Genny Lim

The first thing that I like about Genny Lim's poem "Wonder Woman" is the multiple shades of meaning in the title. It could refer to the comic book hero of the same name, a character with a somewhat feminist bent, even if she does wear clothing that is designed to appeal to men. She is still strong, a superhero, one that can take on the meanest villains and make them tell the truth.

Or perhaps Lim is wondering about a woman. Contemplating with awe, either at a single woman or the idea of woman or women. That interpretation is more supported as the poem begins.
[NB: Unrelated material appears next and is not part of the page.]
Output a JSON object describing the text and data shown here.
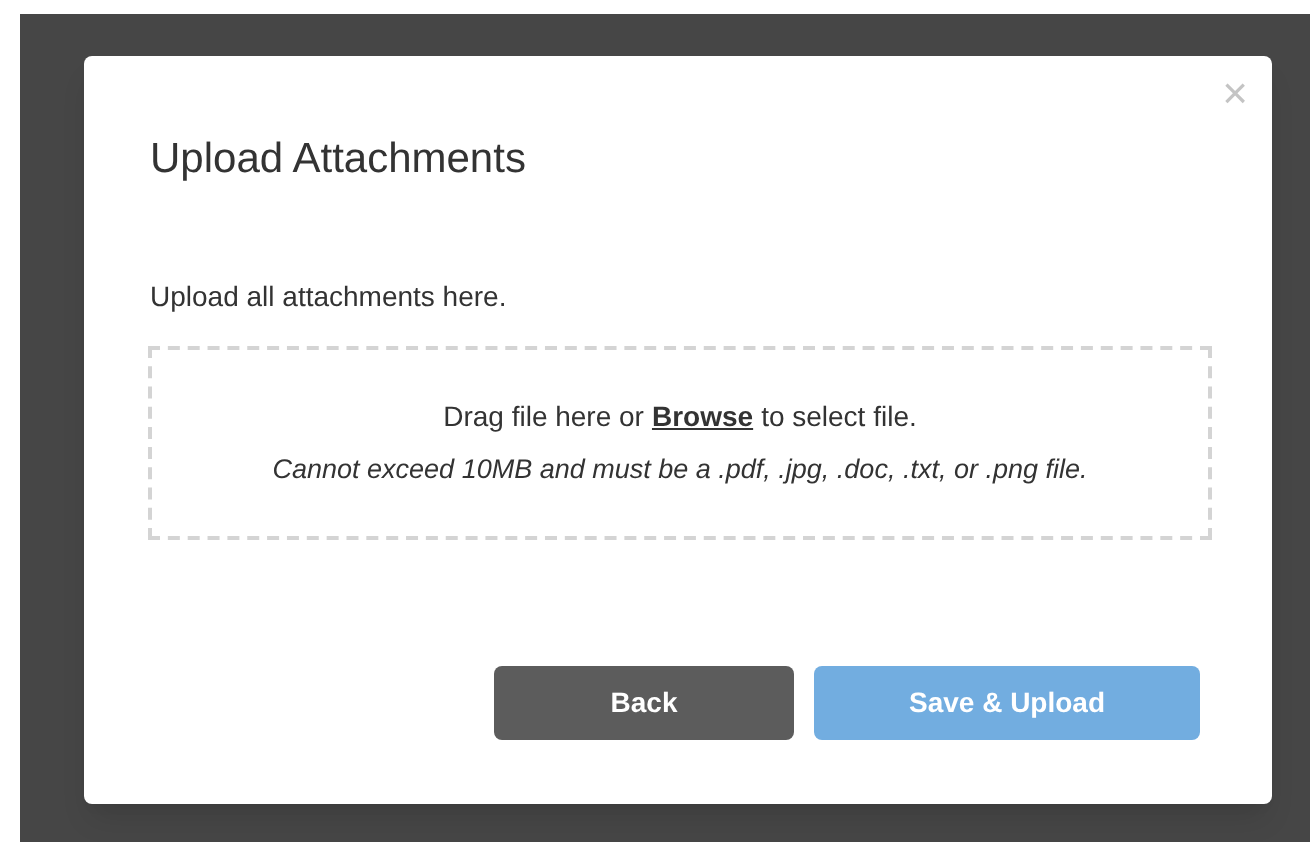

In the third stanza, after contemplating various women Lim has seen, she writes:
I look at them and wonder if
They are a part of me
I look in their eyes and wonder if
They share my dreams
She connects herself in though and wonder to the women she sees and the women she does not, the women she imagines on the other side of the world, the women with whom she may have shared ancestors on a far off shore.
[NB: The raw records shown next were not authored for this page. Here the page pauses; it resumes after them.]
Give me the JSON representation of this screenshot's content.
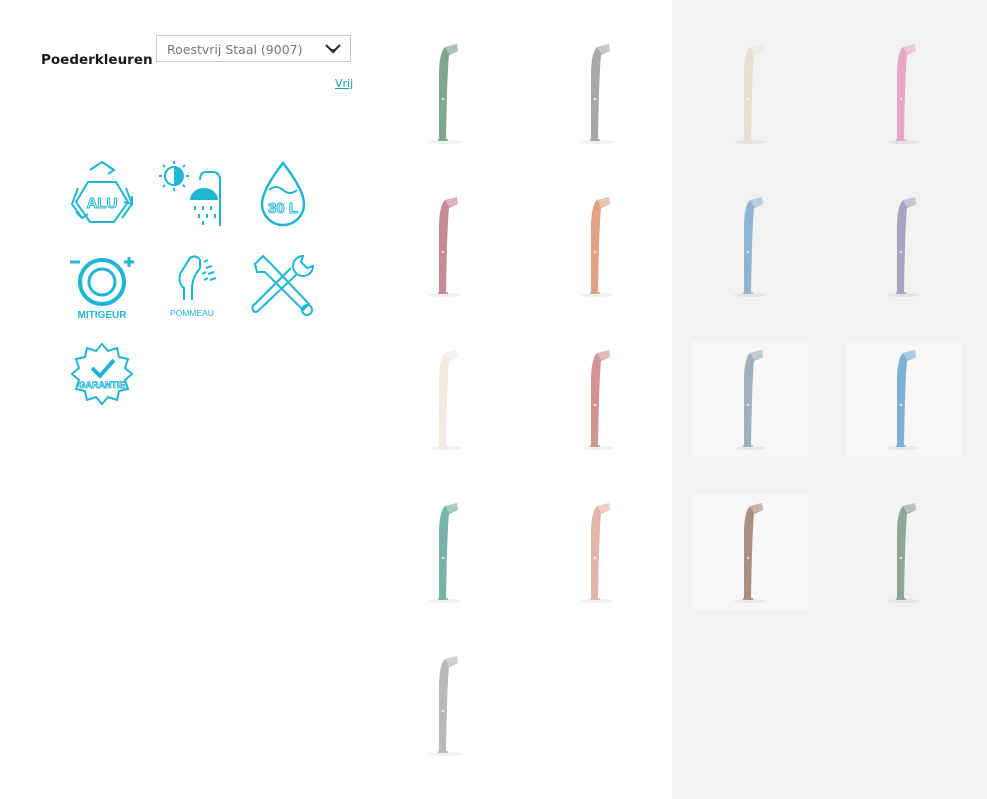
{
  "filter": {
    "label": "Poederkleuren",
    "selected": "Roestvrij Staal (9007)",
    "reset_label": "Vrij"
  },
  "features": [
    {
      "name": "alu-recycle-icon",
      "text": "ALU"
    },
    {
      "name": "solar-shower-icon",
      "text": ""
    },
    {
      "name": "water-drop-30l-icon",
      "text": "30 L"
    },
    {
      "name": "mixer-icon",
      "text": "MITIGEUR"
    },
    {
      "name": "shower-head-icon",
      "text": "POMMEAU"
    },
    {
      "name": "tools-icon",
      "text": ""
    },
    {
      "name": "guarantee-badge-icon",
      "text": "GARANTIE"
    }
  ],
  "colors": {
    "accent": "#1fb6d4",
    "swatches": [
      "#7fa693",
      "#a8a8a8",
      "#e6e0d2",
      "#e6a7c2",
      "#c88a95",
      "#e0a184",
      "#8fb4d1",
      "#a9a5c0",
      "#f1ebde",
      "#d39591",
      "#9eb0bd",
      "#7fb0d3",
      "#78b2a9",
      "#e3b5a6",
      "#ab9080",
      "#8fa595",
      "#b9b9b9"
    ]
  }
}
Why must women stand divided?
Building the walls that tear them down?
Jill-of-all-trades
Lover, mother, housewife, friend, breadwinner
Heart and spade
A woman is a ritual 
"A woman is a ritual." That line sticks out to me. It makes me wonder about the idea of womanhood. What makes a woman? What defines a woman? When we can't rely on appearance or sex organs or the shape of the body at birth, then what does define a woman? I think here Lim gives a path to answering that question. That woman is being woman; the act of being a woman is what makes her.